Roberto Nibali <ratz@xxxxxxxxxxxx> wrote:
>>> The current implementation of my original 2.2.x patch in the 2.6.x
>>> kernel is in my view unfinished and can hardly be used in production for
>>> sites with heaps of page views and business logics in application servers.
>>>
>>> Threshold limitation patch and user space patch follow.
>>>
>>> Please discuss,
>>
>> Conceptually it seems like a reasonable idea, though if
>> you have per-real server thresholds is it really needed?
>
> No and yes. The hprio scheduler is not needed anymore for the spillover
> (or session overflow) pool implementation, since the switch from native
> RS to spillover happens atomically in the kernel. Since I did not have
> this code until 2 weeks ago, the hprio scheduler kind of replaced that
> functionality, at least using a RR scheduler.
>
> It could be needed though if you want stacked addition of RS to handle
> spike loads for you system. So long as everything is working normally
> the spare servers can be used for other things.

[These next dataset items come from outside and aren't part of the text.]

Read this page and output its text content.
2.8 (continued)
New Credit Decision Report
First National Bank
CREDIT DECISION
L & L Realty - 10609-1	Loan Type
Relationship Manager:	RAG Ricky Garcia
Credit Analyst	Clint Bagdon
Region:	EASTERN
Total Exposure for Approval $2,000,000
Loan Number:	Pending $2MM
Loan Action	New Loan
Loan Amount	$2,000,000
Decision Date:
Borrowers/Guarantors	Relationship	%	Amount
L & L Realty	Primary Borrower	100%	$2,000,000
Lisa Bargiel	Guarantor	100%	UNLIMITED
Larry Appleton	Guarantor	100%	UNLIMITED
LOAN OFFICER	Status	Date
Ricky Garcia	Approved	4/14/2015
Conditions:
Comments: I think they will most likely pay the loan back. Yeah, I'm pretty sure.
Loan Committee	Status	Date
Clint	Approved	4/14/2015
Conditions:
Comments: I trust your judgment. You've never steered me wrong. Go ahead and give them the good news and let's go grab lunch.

Right, so its probably as well for it to just sit in the
mailing list archive for now. If it proves to be a useful idea
it can get honned at athat time.
I'm pretty convicned that your spillover/thresholds patch
so lets ride with that for now.
>> In terms of code, it looks good, though traversing the
>> real-serves in ip_vs_hprio_max_weight() and again in
>> ip_vs_hprio_schedule() seems like it could be merged
>> into a single loop. But thats not a big deal.
>
> Indeed it could. Even better would be to put the max_weight into
> ip_vs_ctl.c where the interaction with user space is happening since
> it's the only place where weights get changed and max weight is a pretty
> static thing.
True, I thought of that and dimissed it as overhead. But
now you mentinon it again, its probably the best place for it
by far. That said, I don't think there are any consumers for
it (appart from hprio) right now.
>> I'm not sure if its really material to to go upstream.
>
> That's ok. So long as the rest can be merged, once I get the 2.6 port
> ready.
Yeah, thats about what I was thinking.
>> If you think it is, then a 2.6 version will be the way to
>> go as I believe 2.4 is only accepting bug fixes now.
>
> Unfortunately yes. I'll certainly cook up a 2.6 version of my patch.
> This will also allow me to get a broader test base and acceptance by the
> users.
Again, pretty much what I was thinking.
You could always try and squeeze it past Marcello,
but if I were in his shoes I would probably knock it back.
Btw, thanks for your lightening fast response,
in contrast to my ~ one month delay.